Despite the dethroning of John Boehner and all the other warning signs from the growing anti-establishment movement, Republican House members reject accountability.

To Ryan's credit, he tried to get Members to man up.  For the time being, he failed.  Manhood is not in vogue in Washington D.C., ya'know.

...A new approach was needed in terms of taking care of the people’s business and a good place to start would be in the budget process. One great idea which had been floated was to move away from these giant, omnibus style spending bills and begin breaking various areas of the budget out for consideration as individual spending bills. That way everyone would have a chance to read them, comment, nix items which were bad investments and trim out some of the fat. Sounds good, right? This week the new Speaker tried to begin that process by counting heads and seeing if anyone was up for tackling a financial services appropriations bill....

...A handful of lawmakers also used a closed meeting Thursday to complain about difficult votes.
But Rep. Matt Salmon (R-Ariz.), a member of the House Freedom Caucus, said that’s a reasonable price to pay for empowering rank-and-file members.

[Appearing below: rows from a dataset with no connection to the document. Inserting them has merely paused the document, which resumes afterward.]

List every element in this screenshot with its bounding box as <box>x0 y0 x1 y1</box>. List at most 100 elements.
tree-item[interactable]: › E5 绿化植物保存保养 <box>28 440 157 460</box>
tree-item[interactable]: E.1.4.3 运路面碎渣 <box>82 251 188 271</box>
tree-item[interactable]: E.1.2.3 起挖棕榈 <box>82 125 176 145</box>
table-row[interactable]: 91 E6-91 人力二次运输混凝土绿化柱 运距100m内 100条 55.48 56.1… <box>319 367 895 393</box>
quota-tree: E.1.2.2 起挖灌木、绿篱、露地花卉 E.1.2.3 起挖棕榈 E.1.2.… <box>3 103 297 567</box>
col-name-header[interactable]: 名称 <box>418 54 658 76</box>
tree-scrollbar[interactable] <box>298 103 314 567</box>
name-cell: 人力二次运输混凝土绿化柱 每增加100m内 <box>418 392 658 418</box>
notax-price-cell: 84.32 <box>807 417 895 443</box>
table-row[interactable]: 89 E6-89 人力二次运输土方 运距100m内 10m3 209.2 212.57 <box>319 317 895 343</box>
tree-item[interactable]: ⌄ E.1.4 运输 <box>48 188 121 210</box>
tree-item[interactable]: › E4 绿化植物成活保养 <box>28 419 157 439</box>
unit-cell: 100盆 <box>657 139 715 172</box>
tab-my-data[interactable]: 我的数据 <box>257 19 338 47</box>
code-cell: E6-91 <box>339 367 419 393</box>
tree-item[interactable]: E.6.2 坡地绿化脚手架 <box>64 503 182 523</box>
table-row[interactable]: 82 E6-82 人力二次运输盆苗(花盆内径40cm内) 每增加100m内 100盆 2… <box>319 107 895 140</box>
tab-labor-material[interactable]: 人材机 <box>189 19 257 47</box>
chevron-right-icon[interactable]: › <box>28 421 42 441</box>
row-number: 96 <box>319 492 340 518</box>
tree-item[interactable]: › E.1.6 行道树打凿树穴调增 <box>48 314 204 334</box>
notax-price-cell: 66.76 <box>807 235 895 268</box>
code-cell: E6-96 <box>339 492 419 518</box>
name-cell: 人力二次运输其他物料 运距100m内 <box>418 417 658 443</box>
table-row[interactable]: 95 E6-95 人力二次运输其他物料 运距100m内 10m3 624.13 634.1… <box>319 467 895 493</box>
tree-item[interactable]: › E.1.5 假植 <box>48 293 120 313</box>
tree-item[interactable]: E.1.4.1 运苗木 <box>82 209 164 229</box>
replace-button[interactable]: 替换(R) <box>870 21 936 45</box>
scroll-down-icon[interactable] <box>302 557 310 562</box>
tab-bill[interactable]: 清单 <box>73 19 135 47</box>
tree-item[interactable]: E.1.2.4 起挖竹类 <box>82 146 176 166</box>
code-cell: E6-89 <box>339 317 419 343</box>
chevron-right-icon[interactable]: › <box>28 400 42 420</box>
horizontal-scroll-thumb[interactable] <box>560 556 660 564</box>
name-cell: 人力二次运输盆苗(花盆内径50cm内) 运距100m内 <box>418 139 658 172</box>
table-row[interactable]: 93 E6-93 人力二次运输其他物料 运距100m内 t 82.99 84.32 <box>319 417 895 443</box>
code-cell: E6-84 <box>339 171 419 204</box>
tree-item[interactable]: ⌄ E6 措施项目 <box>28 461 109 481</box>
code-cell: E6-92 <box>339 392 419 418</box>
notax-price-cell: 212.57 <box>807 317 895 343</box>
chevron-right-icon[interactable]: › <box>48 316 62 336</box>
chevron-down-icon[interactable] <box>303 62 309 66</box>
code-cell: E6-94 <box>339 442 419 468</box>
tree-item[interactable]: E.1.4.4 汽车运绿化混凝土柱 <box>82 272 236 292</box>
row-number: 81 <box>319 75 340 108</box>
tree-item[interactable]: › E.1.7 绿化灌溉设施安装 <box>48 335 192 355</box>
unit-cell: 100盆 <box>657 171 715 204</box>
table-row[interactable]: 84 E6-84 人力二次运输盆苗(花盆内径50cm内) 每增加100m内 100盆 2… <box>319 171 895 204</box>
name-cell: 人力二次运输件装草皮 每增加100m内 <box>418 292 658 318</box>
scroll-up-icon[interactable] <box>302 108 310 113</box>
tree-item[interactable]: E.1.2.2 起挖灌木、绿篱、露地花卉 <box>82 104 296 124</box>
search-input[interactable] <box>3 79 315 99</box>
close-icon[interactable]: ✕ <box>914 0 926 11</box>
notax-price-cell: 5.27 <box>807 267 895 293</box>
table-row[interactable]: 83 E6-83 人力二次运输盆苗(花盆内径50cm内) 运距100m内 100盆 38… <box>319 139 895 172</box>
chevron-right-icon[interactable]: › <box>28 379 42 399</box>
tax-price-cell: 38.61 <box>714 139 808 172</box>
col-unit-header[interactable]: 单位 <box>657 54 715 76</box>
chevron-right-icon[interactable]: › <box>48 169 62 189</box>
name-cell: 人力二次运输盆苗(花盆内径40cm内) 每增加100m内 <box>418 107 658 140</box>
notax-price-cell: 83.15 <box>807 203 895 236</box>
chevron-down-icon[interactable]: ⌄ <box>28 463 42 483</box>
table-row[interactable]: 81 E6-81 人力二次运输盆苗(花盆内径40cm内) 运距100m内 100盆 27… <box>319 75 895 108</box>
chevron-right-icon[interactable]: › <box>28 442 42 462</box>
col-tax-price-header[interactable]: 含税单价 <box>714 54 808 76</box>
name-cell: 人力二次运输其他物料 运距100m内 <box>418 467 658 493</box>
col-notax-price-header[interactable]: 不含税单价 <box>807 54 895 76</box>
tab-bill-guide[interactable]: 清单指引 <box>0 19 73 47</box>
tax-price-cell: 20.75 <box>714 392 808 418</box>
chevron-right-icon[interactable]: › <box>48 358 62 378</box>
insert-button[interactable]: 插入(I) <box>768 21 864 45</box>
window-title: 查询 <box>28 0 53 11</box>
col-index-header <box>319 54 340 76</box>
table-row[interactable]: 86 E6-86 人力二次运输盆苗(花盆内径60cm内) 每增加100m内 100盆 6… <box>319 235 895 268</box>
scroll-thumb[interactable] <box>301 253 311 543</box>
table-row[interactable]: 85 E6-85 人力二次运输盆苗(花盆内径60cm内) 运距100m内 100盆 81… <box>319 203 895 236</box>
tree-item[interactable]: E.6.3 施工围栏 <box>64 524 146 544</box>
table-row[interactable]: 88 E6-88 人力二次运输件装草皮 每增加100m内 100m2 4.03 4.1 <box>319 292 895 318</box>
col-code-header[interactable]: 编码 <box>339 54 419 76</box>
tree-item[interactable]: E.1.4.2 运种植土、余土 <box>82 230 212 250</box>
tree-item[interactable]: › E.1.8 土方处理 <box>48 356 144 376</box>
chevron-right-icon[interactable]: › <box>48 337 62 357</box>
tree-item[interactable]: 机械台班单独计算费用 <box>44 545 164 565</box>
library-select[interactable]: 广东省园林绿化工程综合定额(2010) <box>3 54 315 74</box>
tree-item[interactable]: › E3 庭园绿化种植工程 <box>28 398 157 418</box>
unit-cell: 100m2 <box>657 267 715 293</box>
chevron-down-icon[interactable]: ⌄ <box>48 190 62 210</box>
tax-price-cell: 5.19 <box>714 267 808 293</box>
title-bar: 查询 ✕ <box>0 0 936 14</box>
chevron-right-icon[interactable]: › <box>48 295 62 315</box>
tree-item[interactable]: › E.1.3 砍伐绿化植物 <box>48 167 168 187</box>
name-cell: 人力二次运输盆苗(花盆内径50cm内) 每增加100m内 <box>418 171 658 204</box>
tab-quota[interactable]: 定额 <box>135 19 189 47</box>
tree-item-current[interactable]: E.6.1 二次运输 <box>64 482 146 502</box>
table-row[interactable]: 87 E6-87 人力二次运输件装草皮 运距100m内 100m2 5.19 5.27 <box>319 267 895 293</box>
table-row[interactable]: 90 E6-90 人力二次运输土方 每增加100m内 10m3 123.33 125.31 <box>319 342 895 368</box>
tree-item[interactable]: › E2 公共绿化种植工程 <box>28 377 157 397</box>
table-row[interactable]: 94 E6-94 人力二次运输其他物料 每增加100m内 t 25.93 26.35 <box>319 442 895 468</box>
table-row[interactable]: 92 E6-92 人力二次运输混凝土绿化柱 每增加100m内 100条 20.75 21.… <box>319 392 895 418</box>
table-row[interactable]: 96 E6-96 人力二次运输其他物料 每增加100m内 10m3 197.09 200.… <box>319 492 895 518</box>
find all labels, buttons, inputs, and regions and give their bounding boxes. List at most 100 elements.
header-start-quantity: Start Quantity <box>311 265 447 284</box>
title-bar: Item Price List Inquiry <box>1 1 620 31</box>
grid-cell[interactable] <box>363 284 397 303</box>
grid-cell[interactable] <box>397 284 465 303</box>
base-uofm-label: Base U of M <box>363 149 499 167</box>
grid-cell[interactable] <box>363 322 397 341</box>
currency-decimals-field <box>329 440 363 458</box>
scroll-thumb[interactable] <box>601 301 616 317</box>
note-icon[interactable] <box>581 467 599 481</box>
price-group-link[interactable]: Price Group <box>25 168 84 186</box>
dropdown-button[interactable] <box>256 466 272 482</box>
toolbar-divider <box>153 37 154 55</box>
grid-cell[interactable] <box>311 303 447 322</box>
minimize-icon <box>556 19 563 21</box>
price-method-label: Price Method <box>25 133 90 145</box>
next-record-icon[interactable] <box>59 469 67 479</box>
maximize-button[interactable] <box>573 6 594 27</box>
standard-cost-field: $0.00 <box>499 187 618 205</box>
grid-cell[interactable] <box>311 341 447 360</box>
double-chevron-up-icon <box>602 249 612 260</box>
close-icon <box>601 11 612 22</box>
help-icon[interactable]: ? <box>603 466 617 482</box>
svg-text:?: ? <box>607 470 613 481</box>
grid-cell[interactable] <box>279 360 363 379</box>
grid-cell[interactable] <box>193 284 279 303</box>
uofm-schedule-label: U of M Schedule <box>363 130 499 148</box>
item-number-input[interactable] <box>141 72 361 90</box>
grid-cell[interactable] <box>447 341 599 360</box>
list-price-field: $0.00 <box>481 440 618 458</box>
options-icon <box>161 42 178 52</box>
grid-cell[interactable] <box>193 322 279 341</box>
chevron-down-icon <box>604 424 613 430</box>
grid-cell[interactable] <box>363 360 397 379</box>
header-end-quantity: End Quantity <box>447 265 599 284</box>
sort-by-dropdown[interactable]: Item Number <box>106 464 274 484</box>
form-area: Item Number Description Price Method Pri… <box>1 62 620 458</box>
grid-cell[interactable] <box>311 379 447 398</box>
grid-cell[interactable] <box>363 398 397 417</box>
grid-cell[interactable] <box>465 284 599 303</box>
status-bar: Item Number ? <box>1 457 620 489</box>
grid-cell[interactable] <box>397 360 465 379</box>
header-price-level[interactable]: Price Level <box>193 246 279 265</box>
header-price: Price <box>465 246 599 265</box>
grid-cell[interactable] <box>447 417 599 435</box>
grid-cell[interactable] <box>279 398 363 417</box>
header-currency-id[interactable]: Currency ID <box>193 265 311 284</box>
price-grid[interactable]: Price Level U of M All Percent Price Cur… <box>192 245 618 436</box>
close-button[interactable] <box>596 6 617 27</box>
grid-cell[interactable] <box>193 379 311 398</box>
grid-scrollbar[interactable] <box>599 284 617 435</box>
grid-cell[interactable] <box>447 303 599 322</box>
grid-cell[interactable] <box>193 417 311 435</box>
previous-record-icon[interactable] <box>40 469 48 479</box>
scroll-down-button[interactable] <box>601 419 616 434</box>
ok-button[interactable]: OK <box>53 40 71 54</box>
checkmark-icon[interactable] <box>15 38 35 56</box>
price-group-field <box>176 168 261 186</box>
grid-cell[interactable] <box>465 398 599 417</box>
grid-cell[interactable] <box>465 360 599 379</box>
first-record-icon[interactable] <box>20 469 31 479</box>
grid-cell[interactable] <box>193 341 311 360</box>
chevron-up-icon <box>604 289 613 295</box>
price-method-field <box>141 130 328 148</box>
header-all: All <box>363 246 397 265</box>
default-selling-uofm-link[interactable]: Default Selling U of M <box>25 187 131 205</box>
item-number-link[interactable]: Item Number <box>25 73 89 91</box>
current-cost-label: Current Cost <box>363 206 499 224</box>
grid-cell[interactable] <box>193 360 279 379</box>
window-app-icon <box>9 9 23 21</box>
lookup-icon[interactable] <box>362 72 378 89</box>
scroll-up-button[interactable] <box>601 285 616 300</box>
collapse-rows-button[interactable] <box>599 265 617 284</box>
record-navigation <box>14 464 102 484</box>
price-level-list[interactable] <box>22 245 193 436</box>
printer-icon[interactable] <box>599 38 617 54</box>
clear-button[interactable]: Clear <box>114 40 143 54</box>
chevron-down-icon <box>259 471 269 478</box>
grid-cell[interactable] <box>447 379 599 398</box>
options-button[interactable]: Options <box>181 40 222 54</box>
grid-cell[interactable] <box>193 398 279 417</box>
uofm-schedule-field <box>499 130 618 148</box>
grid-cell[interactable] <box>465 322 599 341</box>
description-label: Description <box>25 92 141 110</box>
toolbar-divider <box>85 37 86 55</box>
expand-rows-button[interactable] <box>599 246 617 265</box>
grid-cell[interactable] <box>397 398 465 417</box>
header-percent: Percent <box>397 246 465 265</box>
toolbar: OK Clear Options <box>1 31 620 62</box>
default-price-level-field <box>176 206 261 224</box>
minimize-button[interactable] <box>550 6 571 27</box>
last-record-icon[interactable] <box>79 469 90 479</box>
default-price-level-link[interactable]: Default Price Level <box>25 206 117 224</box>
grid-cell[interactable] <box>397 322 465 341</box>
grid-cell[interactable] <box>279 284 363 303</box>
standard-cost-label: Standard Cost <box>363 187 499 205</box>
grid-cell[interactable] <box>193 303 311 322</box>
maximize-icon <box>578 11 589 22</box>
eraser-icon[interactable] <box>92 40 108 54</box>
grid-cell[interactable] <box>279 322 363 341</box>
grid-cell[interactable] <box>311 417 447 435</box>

“There are going to be tough votes for me, tough votes for them. I think that’s what the speaker said all along, you asked for an open process, and that’s what that entails,” Salmon said. “That means people are going to have to take tough votes.”...HotAir quoting Politico

Not if THEY can help it, Matt.  And I intend to hold Sensenbrenner, RoJo, Ryan, and Grothmann accountable for their votes, even when they vote BOTH ways on hot topics as they are wont to do. 

Or Ryan could simply force his party members to do what is right, eh?